Home prices in July rose 12.4 percent from July 2012 - the biggest increase in 7-1/2 years. And the sales at high end of the market – homes priced at $1 million or more – are selling at nearly triple the pace of everything else.
Joshua Golden works in the most expensive segment of one of the priciest housing markets in the country, selling hotel penthouses and luxurious single-family homes in Boston's posh Back Bay, South End, and Beacon Hill neighborhoods. For him, 2013 has been very busy.
"Buildings that people didn't want to touch during the crash are now considered very desirable," says Mr. Golden. Units in the yet-to-be-completed Millennium Place luxury condo project are 70 percent sold, and pre-owned luxury real estate is becoming so scarce that there's "really nothing to show individuals."
As demand for homes ramps up and inventory of available homes, tightens, home prices in the United States are rising fast. According to the latest read of the Case-Shiller 20-city home price index, prices for existing homes rose 0.6 percent in July, and they've jumped 12.4 percent since July 2012 – the biggest increase since February 2006.
In terms of sales pace, the high-end of the market has been particularly hot. High-wage workers, investors, and foreign buyers are snapping up luxury homes and pushing up prices. Sales of existing homes priced over $1 million surged 37 percent in the first half of 2013, triple the growth of the housing market as a whole, according to real estate research firm DataQuick. In some areas, including California's Santa Clara County (the heart of Silicon Valley) and San Francisco, it costs $1 million or more to buy a midrange home. Indeed: San Francisco had the second-largest yearly price jump of the 20 cities listed on the index, with prices there jumping 24.8 percent from a year ago. San Francisco's surge was topped only by Las Vegas, which saw a 27.5 percent year-over-year increase.
The surge in luxury home sales came later than the housing recovery for lower-end properties and the market will cool off, analysts predict, but for now business is booming.
"It makes sense for there to be a delayed effect on the high-end market, because you have buyers who want to make sure that the market has truly bottomed out before jumping in," says Daren Blomquist, vice president of RealtyTrac, a real estate information firm based in Irvine, Calif.
"The lower end will be the first to recover because that's where you have the most buyers and the least risk," he adds. "Also, in many markets the lower end has kind of been tapped out in terms of inventory and buyer appreciations. Investors who are flipping properties are moving on [to more expensive projects]. They're more willing to take bigger risks [than] in the past year and a half."
Two types of buyers seem to be driving the surge. In areas like Boston and Silicon Valley, a heavy concentration of high-wage tech workers are pinching the inventory of homes available in the $1 million to $2 million range, driving up prices.
In other cities, international investors are leading the charge, lured to the US by some of the lowest luxury real estate prices in the developed world and, often, pushed by economic uncertainties in their home countries. According to a study released by the National Association of Realtors in June, foreign buyers were responsible for 6.3 percent of the US existing home sales market in the past year, ending in March. They injected $68.2 billion into the housing market. And they were heavily concentrated in warm-weather states, such as Arizona, Texas, California, Nevada, and especially Florida.

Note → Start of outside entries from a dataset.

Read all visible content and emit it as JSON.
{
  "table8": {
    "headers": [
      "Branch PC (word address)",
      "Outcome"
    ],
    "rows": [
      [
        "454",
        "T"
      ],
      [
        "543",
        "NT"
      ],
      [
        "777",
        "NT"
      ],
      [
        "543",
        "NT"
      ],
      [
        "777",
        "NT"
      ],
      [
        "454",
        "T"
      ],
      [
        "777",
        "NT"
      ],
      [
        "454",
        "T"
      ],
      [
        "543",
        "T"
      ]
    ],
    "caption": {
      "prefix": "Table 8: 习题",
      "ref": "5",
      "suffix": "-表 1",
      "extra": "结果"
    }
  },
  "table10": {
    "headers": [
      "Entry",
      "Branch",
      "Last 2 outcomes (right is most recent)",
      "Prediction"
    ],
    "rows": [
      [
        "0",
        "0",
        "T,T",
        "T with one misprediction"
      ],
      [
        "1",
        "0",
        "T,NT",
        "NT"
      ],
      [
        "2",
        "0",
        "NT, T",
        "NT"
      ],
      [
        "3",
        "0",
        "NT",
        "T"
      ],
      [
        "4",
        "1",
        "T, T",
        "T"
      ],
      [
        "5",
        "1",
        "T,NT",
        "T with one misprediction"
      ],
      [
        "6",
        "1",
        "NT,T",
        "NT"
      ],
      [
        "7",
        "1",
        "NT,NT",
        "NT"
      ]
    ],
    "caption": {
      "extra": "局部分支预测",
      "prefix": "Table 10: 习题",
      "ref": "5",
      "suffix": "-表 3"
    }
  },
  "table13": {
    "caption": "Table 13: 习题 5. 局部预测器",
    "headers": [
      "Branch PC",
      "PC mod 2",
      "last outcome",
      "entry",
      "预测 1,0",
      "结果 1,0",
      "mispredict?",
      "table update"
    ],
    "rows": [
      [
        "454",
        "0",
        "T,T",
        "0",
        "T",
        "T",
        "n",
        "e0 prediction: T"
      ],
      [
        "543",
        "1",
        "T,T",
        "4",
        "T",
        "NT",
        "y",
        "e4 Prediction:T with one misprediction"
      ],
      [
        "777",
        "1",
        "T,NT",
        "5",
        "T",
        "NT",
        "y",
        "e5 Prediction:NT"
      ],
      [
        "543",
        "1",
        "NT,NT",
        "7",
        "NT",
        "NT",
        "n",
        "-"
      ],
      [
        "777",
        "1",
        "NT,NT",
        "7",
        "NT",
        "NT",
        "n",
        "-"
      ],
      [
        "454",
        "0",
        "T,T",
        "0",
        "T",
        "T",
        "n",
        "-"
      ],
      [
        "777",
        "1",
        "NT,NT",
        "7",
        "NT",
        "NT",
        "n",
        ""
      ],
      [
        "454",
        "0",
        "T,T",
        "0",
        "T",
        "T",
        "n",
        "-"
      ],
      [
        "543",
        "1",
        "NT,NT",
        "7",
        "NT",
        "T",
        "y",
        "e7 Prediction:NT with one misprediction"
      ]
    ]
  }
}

In Miami, where sales of homes priced at $1 million or more are up 35 percent from a year ago, according to the Multiple Listing Service, purchases by foreign buyers make up the bulk of the city's luxury market – somewhere between 65 and 70 percent, says Coldwell Banker real estate agent Mike Brunnberg, the managing broker of the firm's office in Aventura, Fla., who sells high-end homes in Miami and Fort Lauderdale, Fla. And they are driving the city's high proportion of cash transactions (52 percent, according to MLS).
"We're relatively inexpensive compared to the rest of the world's top cities," Mr. Brunnberg says. "It's inexpensive to eat, we don't have state taxes, the rental market is cheap in relation to the rest of the world, and that's good for investors. Weather here seven months out of the year is probably the best. It's easy to get here from all parts of the world."
The influx of outside investment and all-cash payments has "helped the down market recover a lot quicker" than it would have with just domestic buyers struggling with tighter post-bubble financing standards, says Clark Toole, president and chief operating officer of Coldwell Banker in Florida. But now, as the housing market improves and interest rates rise, the luxury market should slow to a more normal pace, analysts predict.
"I do think it's certainly going to level off," Mr. Blomquist says. There was "a flurry of activity to get in as close to the bottom as possible. Buyers are realizing that real estate represents a good value right now, but the rush to get in will slow down along with home prices and the overall market. We're bouncing off the bottom."